RT Jones didn’t just violate one or two rules. It violated several. Here are few of SEC’s major points in the investigation:
- RT Jones stored private data on third-party web servers
- The web server was publicly accessible and a hacker breached the server in July 2013
- The firm did not review security guidelines and perform risk assessment periodically
- The firm discovered the breach and asked a firm in China to confirm the attack
- RT Jones addressed the issue and alerted its 100,000 customers
- To date, no customers have suffered financial loss
RT Jones’ biggest mistake was hosting PII on a public web server. SEC accused RT Jones of violating rule 30(a) of Regulations S-P under the Securities Act of 1933. RT Jones was issued a cease and desist. They did not confirm or deny the allegations but agreed to abide by the cease and desist and bring their data processing into regulatory status
Hackers have recently started attacking and targeting investment firms. Financial or investment institutions should be on high alert for any suspicious behavior.
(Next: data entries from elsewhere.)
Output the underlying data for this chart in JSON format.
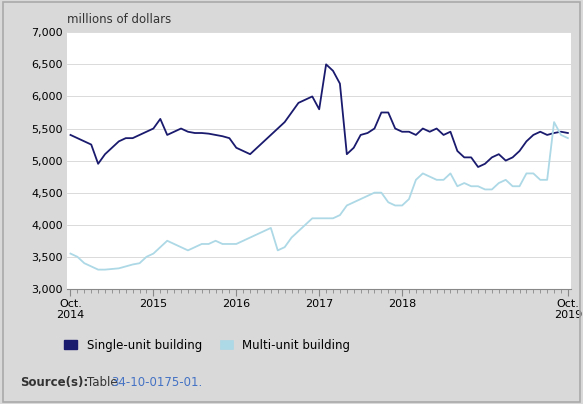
{
  "title_ylabel": "millions of dollars",
  "background_color": "#d9d9d9",
  "plot_background": "#ffffff",
  "ylim": [
    3000,
    7000
  ],
  "yticks": [
    3000,
    3500,
    4000,
    4500,
    5000,
    5500,
    6000,
    6500,
    7000
  ],
  "single_unit": [
    5400,
    5350,
    5300,
    5250,
    4950,
    5100,
    5200,
    5300,
    5350,
    5350,
    5400,
    5450,
    5500,
    5650,
    5400,
    5450,
    5500,
    5450,
    5430,
    5430,
    5420,
    5400,
    5380,
    5350,
    5200,
    5150,
    5100,
    5200,
    5300,
    5400,
    5500,
    5600,
    5750,
    5900,
    5950,
    6000,
    5800,
    6500,
    6400,
    6200,
    5100,
    5200,
    5400,
    5430,
    5500,
    5750,
    5750,
    5500,
    5450,
    5450,
    5400,
    5500,
    5450,
    5500,
    5400,
    5450,
    5150,
    5050,
    5050,
    4900,
    4950,
    5050,
    5100,
    5000,
    5050,
    5150,
    5300,
    5400,
    5450,
    5400,
    5430,
    5450,
    5430
  ],
  "multi_unit": [
    3550,
    3500,
    3400,
    3350,
    3300,
    3300,
    3310,
    3320,
    3350,
    3380,
    3400,
    3500,
    3550,
    3650,
    3750,
    3700,
    3650,
    3600,
    3650,
    3700,
    3700,
    3750,
    3700,
    3700,
    3700,
    3750,
    3800,
    3850,
    3900,
    3950,
    3600,
    3650,
    3800,
    3900,
    4000,
    4100,
    4100,
    4100,
    4100,
    4150,
    4300,
    4350,
    4400,
    4450,
    4500,
    4500,
    4350,
    4300,
    4300,
    4400,
    4700,
    4800,
    4750,
    4700,
    4700,
    4800,
    4600,
    4650,
    4600,
    4600,
    4550,
    4550,
    4650,
    4700,
    4600,
    4600,
    4800,
    4800,
    4700,
    4700,
    5600,
    5400,
    5350
  ],
  "single_color": "#1a1a6e",
  "multi_color": "#add8e6",
  "legend_single": "Single-unit building",
  "legend_multi": "Multi-unit building",
  "source_bold": "Source(s):",
  "source_table": "34-10-0175-01",
  "x_tick_labels": [
    "Oct.\n2014",
    "2015",
    "2016",
    "2017",
    "2018",
    "Oct.\n2019"
  ],
  "x_tick_positions": [
    0,
    12,
    24,
    36,
    48,
    72
  ]
}
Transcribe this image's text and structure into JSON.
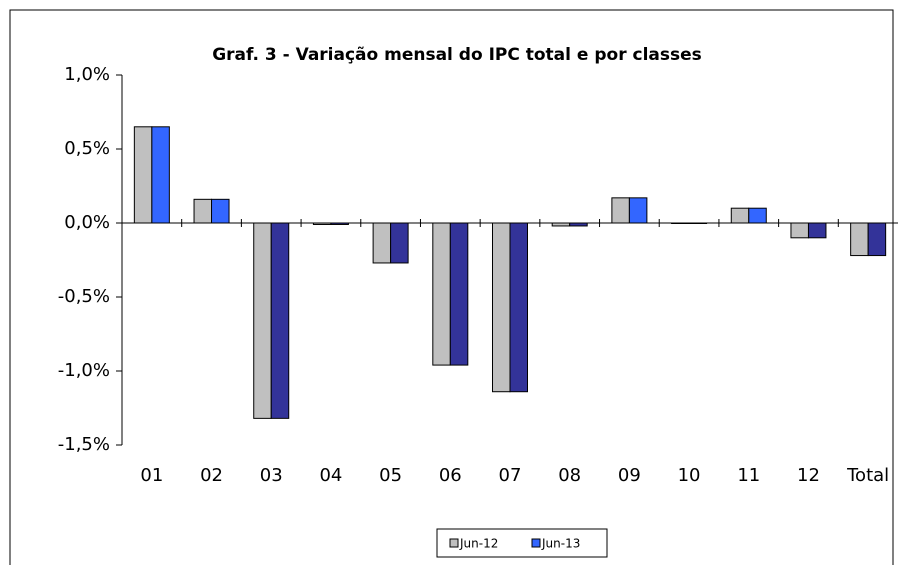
{
  "chart_data": {
    "type": "bar",
    "title": "Graf. 3 - Variação mensal do IPC total e por classes",
    "categories": [
      "01",
      "02",
      "03",
      "04",
      "05",
      "06",
      "07",
      "08",
      "09",
      "10",
      "11",
      "12",
      "Total"
    ],
    "series": [
      {
        "name": "Jun-12",
        "color": "#c0c0c0",
        "negative_color": "#c0c0c0",
        "values": [
          0.65,
          0.16,
          -1.32,
          -0.01,
          -0.27,
          -0.96,
          -1.14,
          -0.02,
          0.17,
          0,
          0.1,
          -0.1,
          -0.22
        ]
      },
      {
        "name": "Jun-13",
        "color": "#3366ff",
        "negative_color": "#333399",
        "values": [
          0.65,
          0.16,
          -1.32,
          -0.01,
          -0.27,
          -0.96,
          -1.14,
          -0.02,
          0.17,
          0,
          0.1,
          -0.1,
          -0.22
        ]
      }
    ],
    "ylim": [
      -1.5,
      1.0
    ],
    "yticks": [
      {
        "value": -1.5,
        "label": "-1,5%"
      },
      {
        "value": -1.0,
        "label": "-1,0%"
      },
      {
        "value": -0.5,
        "label": "-0,5%"
      },
      {
        "value": 0,
        "label": "0,0%"
      },
      {
        "value": 0.5,
        "label": "0,5%"
      },
      {
        "value": 1.0,
        "label": "1,0%"
      }
    ],
    "grid": false,
    "legend": "bottom"
  }
}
The only way to defend and even detect suspicious traffic patterns is to have the right security in place.
As more financial institutions lose money on breaches, SEC will continue to investigate and fine organizations that don’t properly protect their users’ data. 2015 saw several breaches in financial institution data, and SEC has made it clear that they will strive to improve security across investment and financial firms.
RT Jones is an example of a firm that could have avoided problems had it hired a consultant to help them review risk assessment and better secure their network before the financial breach occurred. It’s no longer acceptable for financial institutions to carelessly store personal information for its customers without the proper security.